Julie passe donc de victime à coupable de jouer avec ses sentiments et « les émotions » qui le submergent dès qu’il la revoit. La procureure Béguin lui reproche de « mal les gérer » ? Il sort des vapes : « Je sais parfaitement bien les gérer ! », proteste-t-il, ombrageux. Même quand il a fumé sa forte dose quotidienne de cannabis ? « Je reconnais un usage régulier de stupéfiants, c’est pour stimuler mon appétit.
– Vous admettrez que cela ne vous aide pas. C’est quoi, ce casier judiciaire, avec de la drogue, des violences ?
– Je sais que je suis une merde.
– Non ! Nous ne sommes pas là pour porter un jugement de cette nature », répond la présidente, qui lui rappelle l’essentiel : « C’est vous, le prévenu ! Et vous avez le droit de dire non [à Julie] si elle vous sollicite. »
« Pour lui, la violence est une réponse comme une autre »
Julie n’a pas voulu se constituer partie civile, la représentante du ministère public n’en est pas étonnée : « C’est récurrent, nombre de victimes ne vont même pas aux UMJ. » Déplorant l’incapacité de Matthieu à souscrire aux valeurs du « vivre-ensemble », sa propension à « péter les plombs » face à « une relation toxique », Noémie Béguin se dit « choquée par l’emploi, à plusieurs reprises, de l’expression “une bonne tarte”. Pour lui, la violence est une réponse comme une autre. Le risque de réitération est important ». « Son profil [l’]inquiète » à cause de son addiction, de sa désinvolture à l’égard des juges, du SPIP, des soignants. « On a tout tenté, y compris les mesures en milieu ouvert », ajoute-t-elle.
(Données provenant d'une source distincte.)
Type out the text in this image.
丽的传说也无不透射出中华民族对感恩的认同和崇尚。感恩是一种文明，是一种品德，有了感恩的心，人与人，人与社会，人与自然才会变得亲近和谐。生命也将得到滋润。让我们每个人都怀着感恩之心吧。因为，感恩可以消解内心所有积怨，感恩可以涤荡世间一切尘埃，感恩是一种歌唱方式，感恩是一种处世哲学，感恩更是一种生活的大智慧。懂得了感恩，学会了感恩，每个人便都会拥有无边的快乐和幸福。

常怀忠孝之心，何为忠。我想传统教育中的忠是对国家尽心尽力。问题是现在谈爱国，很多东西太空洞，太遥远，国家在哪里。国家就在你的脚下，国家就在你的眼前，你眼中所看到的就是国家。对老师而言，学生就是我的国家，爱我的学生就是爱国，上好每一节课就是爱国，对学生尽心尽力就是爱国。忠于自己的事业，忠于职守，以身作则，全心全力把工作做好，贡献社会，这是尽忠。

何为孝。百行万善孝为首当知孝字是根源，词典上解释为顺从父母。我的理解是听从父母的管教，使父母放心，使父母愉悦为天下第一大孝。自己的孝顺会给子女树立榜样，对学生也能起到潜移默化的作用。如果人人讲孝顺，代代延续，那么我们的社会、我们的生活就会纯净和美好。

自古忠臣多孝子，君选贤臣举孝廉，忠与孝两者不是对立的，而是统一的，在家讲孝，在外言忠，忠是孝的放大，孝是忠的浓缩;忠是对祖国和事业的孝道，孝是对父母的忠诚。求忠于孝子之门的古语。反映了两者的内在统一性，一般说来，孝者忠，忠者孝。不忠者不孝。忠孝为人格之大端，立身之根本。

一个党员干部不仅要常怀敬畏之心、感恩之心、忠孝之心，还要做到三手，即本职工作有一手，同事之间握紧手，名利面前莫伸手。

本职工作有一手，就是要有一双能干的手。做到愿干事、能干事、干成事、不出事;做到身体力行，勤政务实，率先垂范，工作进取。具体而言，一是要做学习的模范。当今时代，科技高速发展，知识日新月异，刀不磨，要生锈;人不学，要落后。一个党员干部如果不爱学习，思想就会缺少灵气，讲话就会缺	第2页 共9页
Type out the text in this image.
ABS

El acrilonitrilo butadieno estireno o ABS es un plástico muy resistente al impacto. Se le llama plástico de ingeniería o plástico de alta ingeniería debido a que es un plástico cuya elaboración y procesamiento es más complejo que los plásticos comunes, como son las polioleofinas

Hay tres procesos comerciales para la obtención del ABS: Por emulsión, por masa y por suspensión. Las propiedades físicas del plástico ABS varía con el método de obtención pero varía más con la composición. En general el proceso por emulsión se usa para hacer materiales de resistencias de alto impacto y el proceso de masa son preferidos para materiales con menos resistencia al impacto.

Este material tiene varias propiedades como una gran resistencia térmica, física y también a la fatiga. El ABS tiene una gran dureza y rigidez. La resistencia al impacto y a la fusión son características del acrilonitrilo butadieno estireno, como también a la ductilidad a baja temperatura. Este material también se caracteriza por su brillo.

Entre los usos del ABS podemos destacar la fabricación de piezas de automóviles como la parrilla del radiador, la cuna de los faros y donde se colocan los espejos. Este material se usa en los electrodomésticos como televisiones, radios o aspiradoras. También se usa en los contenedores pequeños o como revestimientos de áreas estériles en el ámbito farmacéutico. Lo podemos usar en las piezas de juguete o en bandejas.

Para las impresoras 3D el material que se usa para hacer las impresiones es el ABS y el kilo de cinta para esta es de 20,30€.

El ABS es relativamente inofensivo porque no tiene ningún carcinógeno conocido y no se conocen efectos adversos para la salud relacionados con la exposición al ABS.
Il a bénéficié d’une détention à domicile sous bracelet électronique : elle n’a été respectée que deux mois. Aussi requiert-elle 18 mois ferme, dont 6 en révocation de son sursis, avec incarcération immédiate. Et bien sûr l’interdiction de revoir Julie jusqu’en 2027.
Me Bogos Boghossian, commis d’office en défense de Matthieu, ne revient pas sur les faits, « simples », les estimant toutefois « déconcertants ». À ses yeux, « le parcours difficile, chaotique » de son client s’explique par « une descente aux enfers » après la rupture avec Julie : « Il se dévalorise, il n’a aucune considération pour sa propre personne », regrette-t-il. « Je vais me raccrocher à un paragraphe écrit à son sujet par le juge de l’application des peines [JAP], qui ne comprend pas : “Il est complètement dépassé, ne sait rien gérer.” Ce n’est pas en prison que mon client va apprendre à canaliser ses émotions. »
Matthieu prend la parole en dernier : « Je remercie mon avocat que je n’ai pas choisi. » Pas un mot pour Julie.
Le tribunal suit presque les réquisitions : une année de détention, dont six mois de sursis révoqué, avec exécution provisoire, soit dès le box quitté. Il ne doit plus approcher ni contacter Julie pendant trois ans.
L’audience se poursuit en compagnie de Maurice* qui conduisait ivre sans permis (annulé), alors qu’il était en semi-liberté. Lui aussi bataille avec ses addictions à l’alcool et aux stupéfiants ; lui non plus ne se soigne pas ni ne défère aux convocations du SPIP, du JAP. Maurice n’en a cure. Condamné à dix mois ferme, il trompette : « Comment ça se fait que les autres, qui conduisent bourrés, ils vont pas en prison ? »
Triste journée. L’ordinaire des chambres de comparutions immédiates.